From Sicily to Lebanon, thoughts of the tales about the organized crime group or the Sicilian mafia have been brimming in the minds of the Lebanese as they followed developments in their country like spectators from the end of the civil war to the present, i.e., since the warlords of that conflict took control of the state and led it to bankruptcy.
The most famous film in the history of world cinema, "The Godfather," is never far from their minds. However, in Lebanon, each sect or armed group that has come to power (the Corleones) organizes its corruption and safeguards its interests. The behavior of the political regime in Lebanon somewhat resembles that of the Sicilian mafia groups - one difference, however, is that the former operated openly while the latter collaborated with corrupt politicians to secure its interests in secret.
From Palermo to Beirut, it's essential to revisit an article by Michael Young, senior editor at the Carnegie Middle East Center, titled "Beirut - Palermo.” In it, Young states: "What Sicily showed, and Lebanon would replicate and perfect, is that at the heart of successful criminal commonwealths is a pact between those who govern and those who commit crimes, so that the criminals take on certain responsibilities of the state, and the state relies on assistance from the criminals for what is legally prohibited."
In both cases, the rule of law was previously nonexistent. However, the difference is that the state and society in Italy decided to change this through the courts. Between 1986 and 1992, brave judges waged a legal battle against the leaders of the mafia in Sicily and all of Italy, weakening them and limiting their influence.
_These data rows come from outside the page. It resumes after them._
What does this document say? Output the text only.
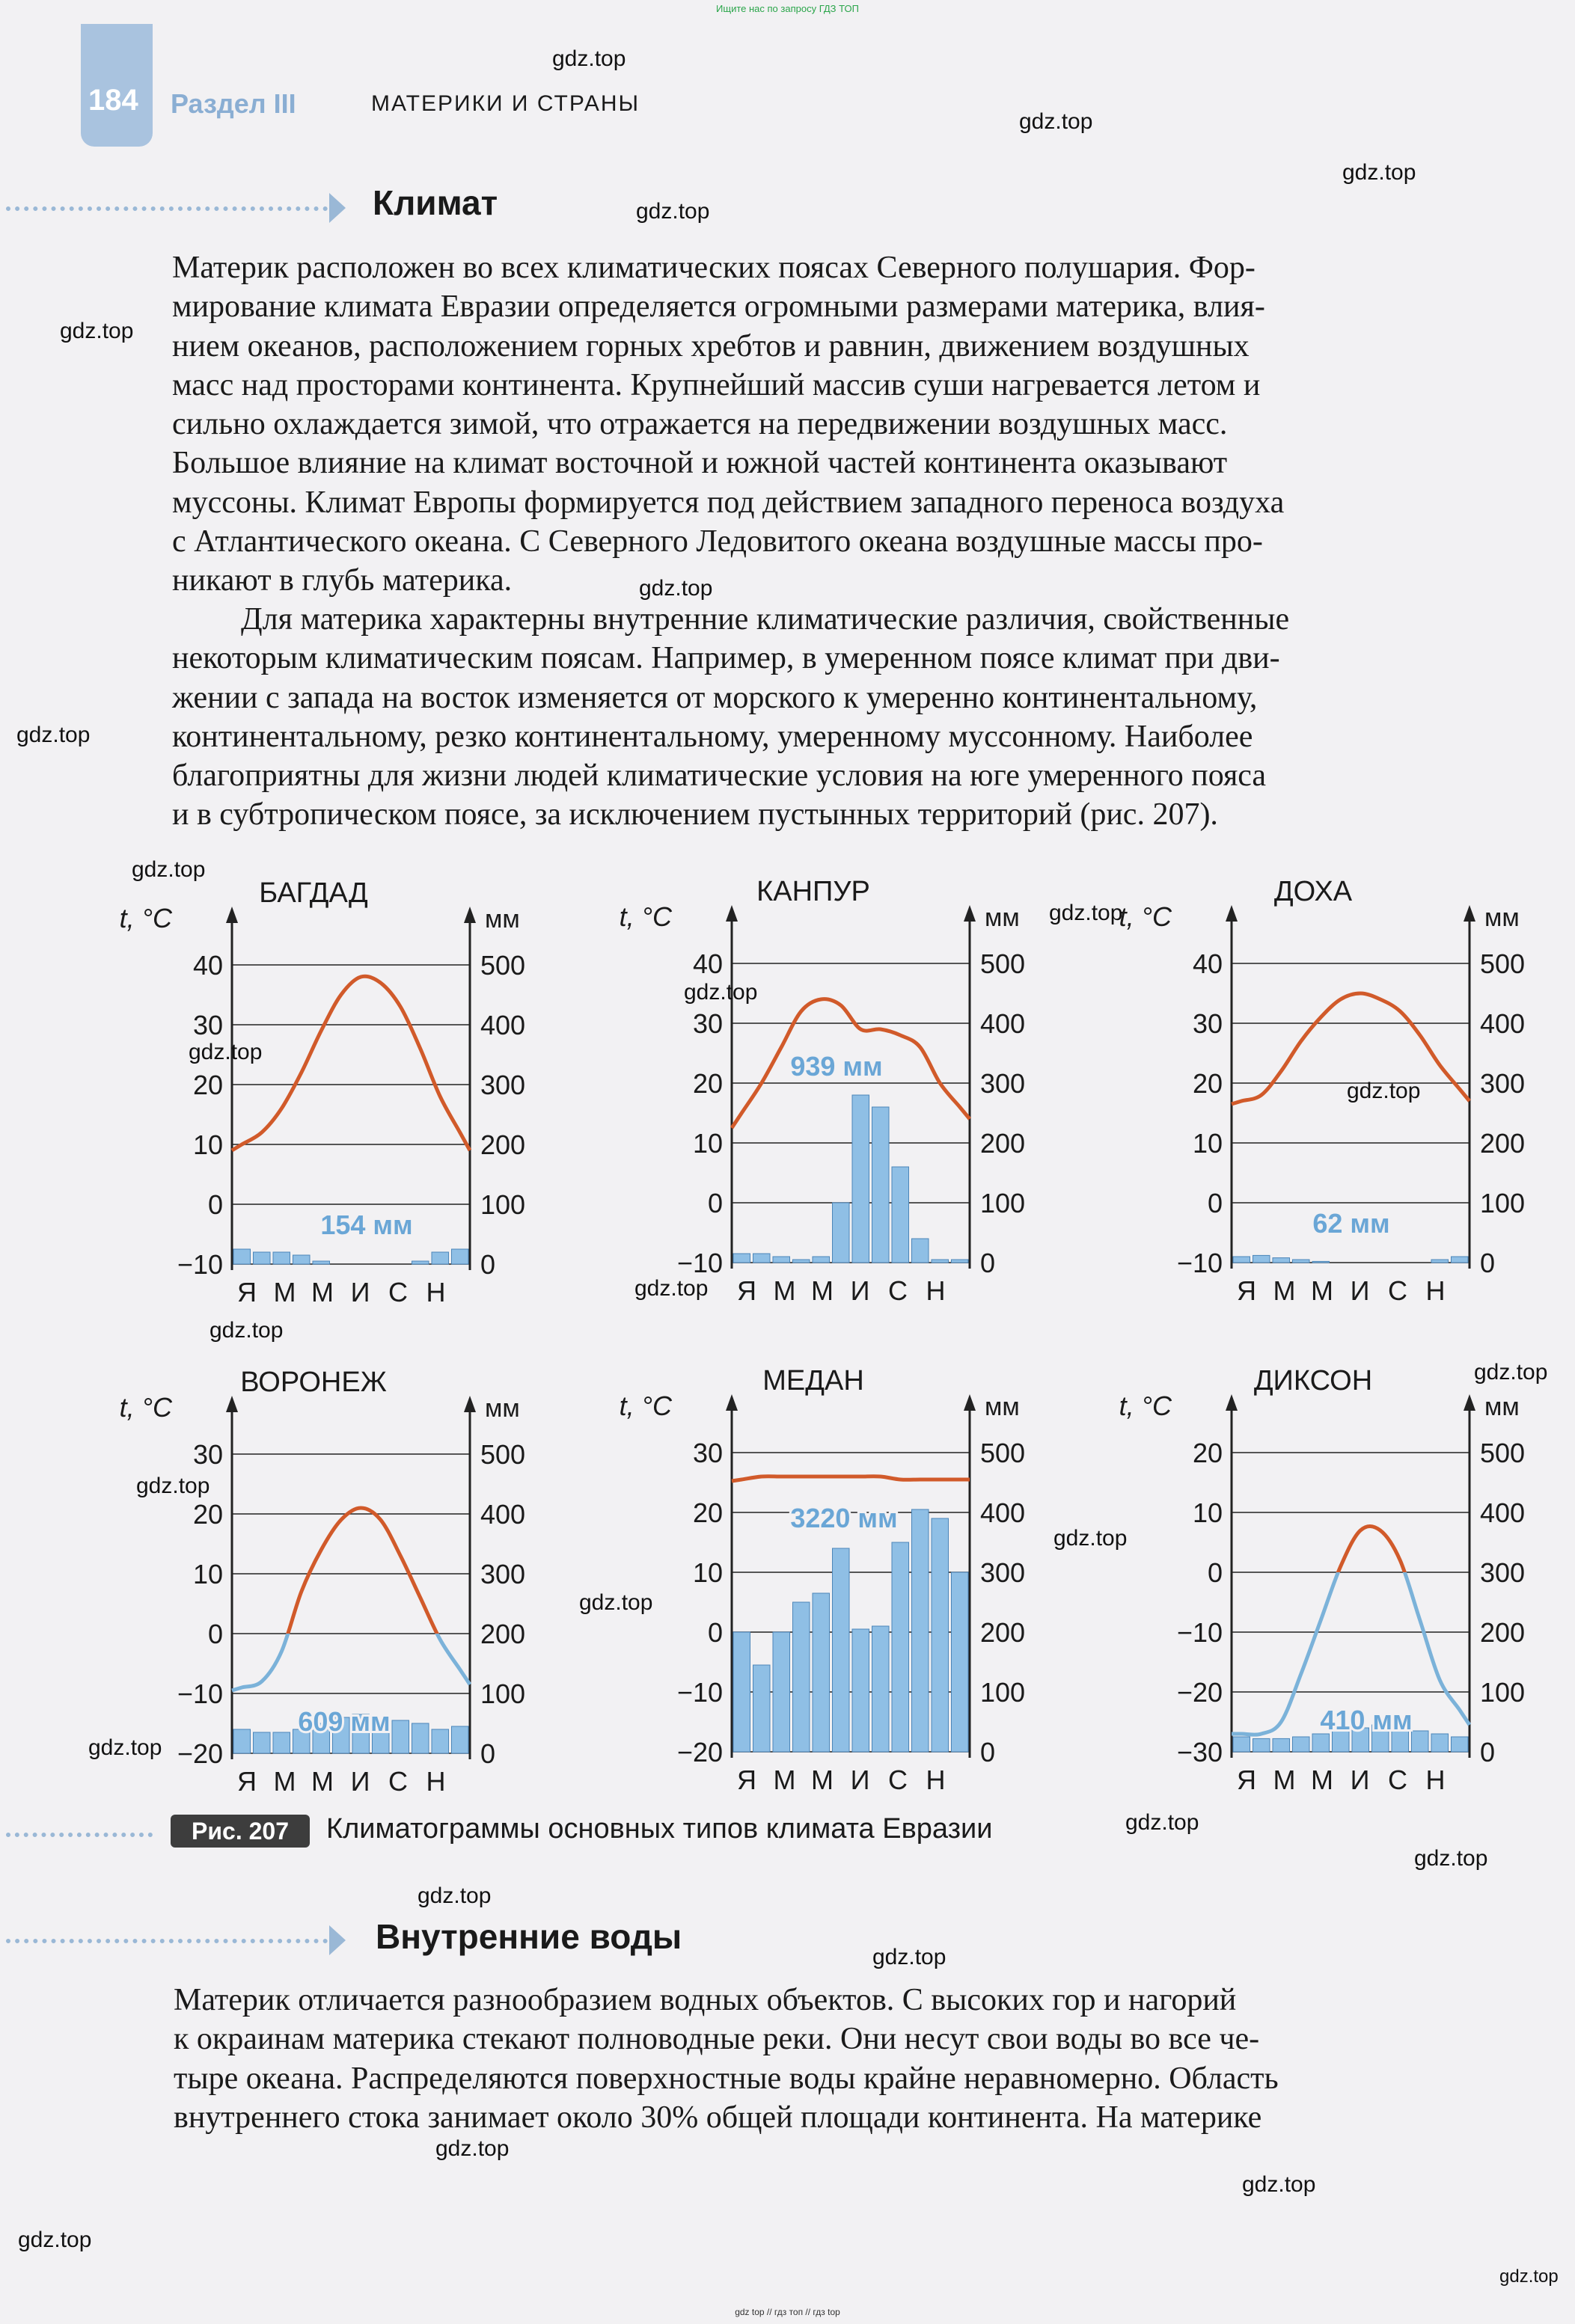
Ищите нас по запросу ГДЗ ТОП
184 Раздел III	МАТЕРИКИ И СТРАНЫ
Климат
Материк расположен во всех климатических поясах Северного полушария. Фор-
мирование климата Евразии определяется огромными размерами материка, влия-
нием океанов, расположением горных хребтов и равнин, движением воздушных
масс над просторами континента. Крупнейший массив суши нагревается летом и
сильно охлаждается зимой, что отражается на передвижении воздушных масс.
Большое влияние на климат восточной и южной частей континента оказывают
муссоны. Климат Европы формируется под действием западного переноса воздуха
с Атлантического океана. С Северного Ледовитого океана воздушные массы про-
никают в глубь материка.
Для материка характерны внутренние климатические различия, свойственные
некоторым климатическим поясам. Например, в умеренном поясе климат при дви-
жении с запада на восток изменяется от морского к умеренно континентальному,
континентальному, резко континентальному, умеренному муссонному. Наиболее
благоприятны для жизни людей климатические условия на юге умеренного пояса
и в субтропическом поясе, за исключением пустынных территорий (рис. 207).
БАГДАД
t, °C	мм
40
30
20
10
0
−10
500
400
300
200
100
0
Я М М И С Н
154 мм
КАНПУР
t, °C	мм
40
30
20
10
0
−10
500
400
300
200
100
0
Я М М И С Н
939 мм
ДОХА
t, °C	мм
40
30
20
10
0
−10
500
400
300
200
100
0
Я М М И С Н
62 мм
ВОРОНЕЖ
t, °C	мм
30
20
10
0
−10
−20
500
400
300
200
100
0
Я М М И С Н
609 мм
МЕДАН
t, °C	мм
30
20
10
0
−10
−20
500
400
300
200
100
0
Я М М И С Н
3220 мм
ДИКСОН
t, °C	мм
20
10
0
−10
−20
−30
500
400
300
200
100
0
Я М М И С Н
410 мм
Рис. 207	Климатограммы основных типов климата Евразии
Внутренние воды
Материк отличается разнообразием водных объектов. С высоких гор и нагорий
к окраинам материка стекают полноводные реки. Они несут свои воды во все че-
тыре океана. Распределяются поверхностные воды крайне неравномерно. Область
внутреннего стока занимает около 30% общей площади континента. На материке
gdz.top
gdz.top
gdz.top
gdz.top
gdz.top
gdz.top
gdz.top
gdz.top
gdz.top
gdz.top
gdz.top
gdz.top
gdz.top
gdz.top
gdz.top
gdz.top
gdz.top
gdz.top
gdz.top
gdz.top
gdz.top
gdz.top
gdz.top
gdz.top
gdz.top
gdz.top
gdz.top
gdz top // гдз топ // гдз top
“In Lebanon, however, we approximate a more perfect criminal republic. Here, the ones committing the crimes are those actually in senior positions of authority," Young explains. There is plenty of evidence to support Young’s claim. The most notable testament to this fact is the obstruction of the investigation into the Beirut port blast, which can be attributed to the near-complete control of the ruling clique over the judiciary and its success in subjugating the judiciary. Indeed, the Lebanese judiciary has been forced to safeguard the interests of the ruling sectarian groups and give up its independence.
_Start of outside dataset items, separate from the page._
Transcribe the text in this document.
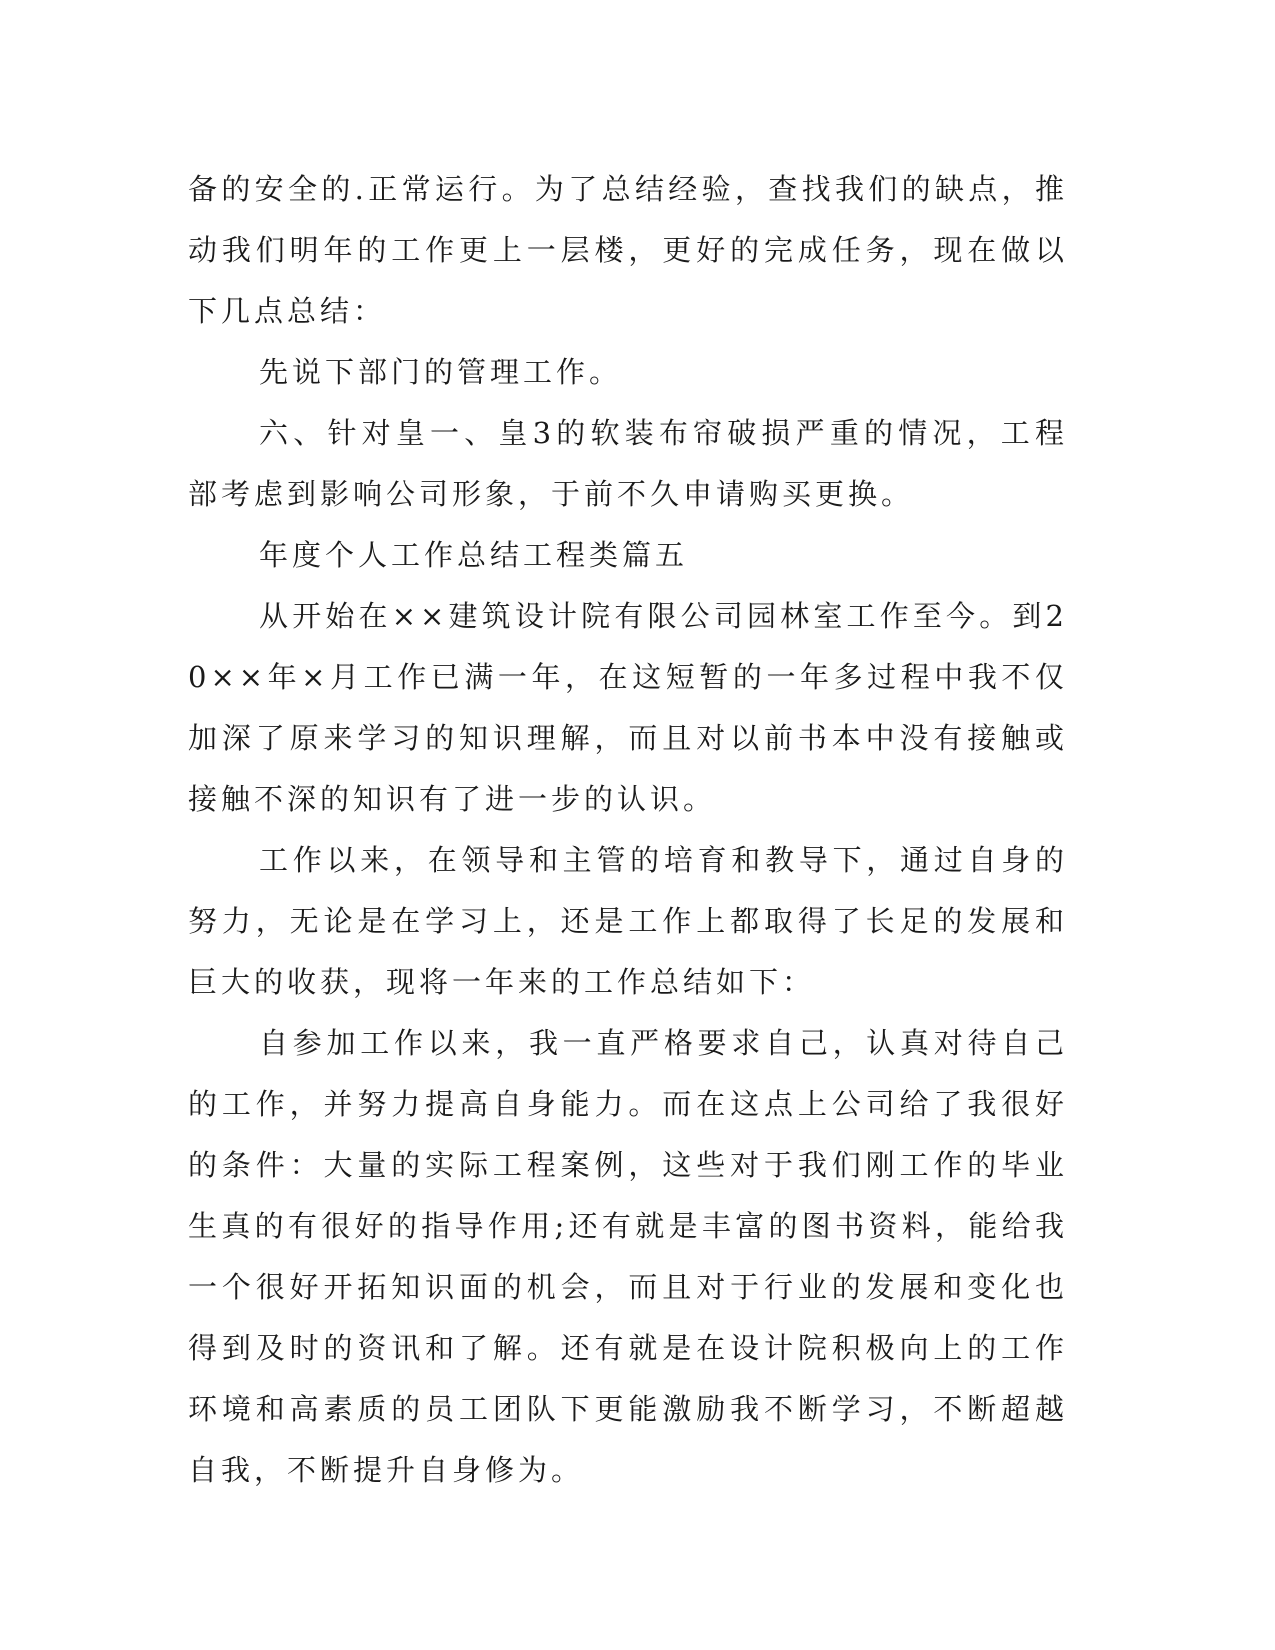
备的安全的.正常运行。为了总结经验，查找我们的缺点，推动我们明年的工作更上一层楼，更好的完成任务，现在做以下几点总结：

先说下部门的管理工作。

六、针对皇一、皇3的软装布帘破损严重的情况，工程部考虑到影响公司形象，于前不久申请购买更换。

年度个人工作总结工程类篇五

从开始在××建筑设计院有限公司园林室工作至今。到20××年×月工作已满一年，在这短暂的一年多过程中我不仅加深了原来学习的知识理解，而且对以前书本中没有接触或接触不深的知识有了进一步的认识。

工作以来，在领导和主管的培育和教导下，通过自身的努力，无论是在学习上，还是工作上都取得了长足的发展和巨大的收获，现将一年来的工作总结如下：

自参加工作以来，我一直严格要求自己，认真对待自己的工作，并努力提高自身能力。而在这点上公司给了我很好的条件：大量的实际工程案例，这些对于我们刚工作的毕业生真的有很好的指导作用;还有就是丰富的图书资料，能给我一个很好开拓知识面的机会，而且对于行业的发展和变化也得到及时的资讯和了解。还有就是在设计院积极向上的工作环境和高素质的员工团队下更能激励我不断学习，不断超越自我，不断提升自身修为。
To Beirut, where the state is waning further by the day and state institutions are being eviscerated, and where the regime insists on maintaining its corruption, buttressing it with a service-based patronage network both within and without its institutions. It insists on turning back the clock to before October 17, 2019, to before mass protests filled the country’s streets and squares of Lebanon demanding the appointment of Judge Nawaf Salam of the International Court of Justice as the head of a reform government. In response, the regime awakened its demons and woke up to a threat coming from two fronts. First, the Lebanese people had woken up to the fact that they had alternatives. Second, a group of Lebanese living citizens unbound by sectarian considerations and constraints had decided to stand up to them. The regime then threw all of its tools in both directions to tarnish the image of potential alternatives like Nawaf Salam and others like him, seeking to hollow the uprising out from within and fragment its objectives.
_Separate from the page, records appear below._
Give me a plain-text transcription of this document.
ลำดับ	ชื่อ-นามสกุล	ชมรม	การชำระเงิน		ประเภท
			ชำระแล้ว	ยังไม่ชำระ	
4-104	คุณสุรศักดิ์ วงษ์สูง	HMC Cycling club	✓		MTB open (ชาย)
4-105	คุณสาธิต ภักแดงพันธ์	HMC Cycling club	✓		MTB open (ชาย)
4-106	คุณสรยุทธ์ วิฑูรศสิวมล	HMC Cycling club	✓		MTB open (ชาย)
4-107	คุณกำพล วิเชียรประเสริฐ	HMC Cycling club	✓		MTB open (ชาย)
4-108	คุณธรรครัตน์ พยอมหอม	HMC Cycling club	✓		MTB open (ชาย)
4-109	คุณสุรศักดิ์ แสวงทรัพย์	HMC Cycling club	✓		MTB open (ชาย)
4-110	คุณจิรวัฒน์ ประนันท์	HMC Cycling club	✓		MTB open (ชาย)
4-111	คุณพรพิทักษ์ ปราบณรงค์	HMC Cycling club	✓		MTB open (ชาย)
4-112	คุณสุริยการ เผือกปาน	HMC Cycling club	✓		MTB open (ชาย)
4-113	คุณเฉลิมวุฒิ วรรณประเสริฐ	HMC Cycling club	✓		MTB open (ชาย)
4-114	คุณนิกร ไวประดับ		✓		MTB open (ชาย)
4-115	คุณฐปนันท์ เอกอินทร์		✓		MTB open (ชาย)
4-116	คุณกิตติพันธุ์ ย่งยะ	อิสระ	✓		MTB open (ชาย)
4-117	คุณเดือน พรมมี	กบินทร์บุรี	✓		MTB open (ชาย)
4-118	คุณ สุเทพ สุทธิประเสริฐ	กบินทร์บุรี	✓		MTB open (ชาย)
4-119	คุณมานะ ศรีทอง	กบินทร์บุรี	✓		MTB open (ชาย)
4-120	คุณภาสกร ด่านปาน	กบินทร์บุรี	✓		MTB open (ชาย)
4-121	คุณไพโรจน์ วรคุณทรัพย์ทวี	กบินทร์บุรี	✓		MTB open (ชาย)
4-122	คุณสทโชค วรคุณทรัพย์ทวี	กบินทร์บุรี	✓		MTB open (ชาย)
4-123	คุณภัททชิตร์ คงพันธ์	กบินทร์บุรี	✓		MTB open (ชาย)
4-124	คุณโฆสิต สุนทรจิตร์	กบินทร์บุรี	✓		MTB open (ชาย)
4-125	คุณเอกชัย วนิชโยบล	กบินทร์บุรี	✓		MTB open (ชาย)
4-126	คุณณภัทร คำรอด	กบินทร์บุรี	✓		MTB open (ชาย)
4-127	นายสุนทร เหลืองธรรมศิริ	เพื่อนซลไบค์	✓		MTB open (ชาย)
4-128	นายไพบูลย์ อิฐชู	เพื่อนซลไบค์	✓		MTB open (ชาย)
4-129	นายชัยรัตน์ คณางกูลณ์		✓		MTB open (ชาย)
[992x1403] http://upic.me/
From The Hague, we received confirmation: Nawaf Salam, who was rejected by the "Shiite duo" under the pretext of being pro-Western, and was attacked by the pillars of the regime weary of losing their influence and gains, was elected president of this court. This gives us an idea of the degree to which his professionalism is respected. For the authorities, this appointment raises his profile internationally on the one hand and, on the other, sends a clear message that reform can only be achieved through a sound judicial system, as justice is the foundation of governance. Nawaf Salam pointed to this in his first response to his election on "X.The first thing that comes to mind at this moment is a concern that is always with me, my city, Beirut, becoming the mother of laws, as is its title, once again, for us as Lebanese to succeed in establishing a state of law in our country, and for justice to prevail among its people."
Yes, we were right. We October revolutionaries, change advocates, and the opposition, were right to grant Nawaf Salam the popular legitimacy he deserves because the Lebanese will not regain trust in their state and its institutions without a fair judiciary.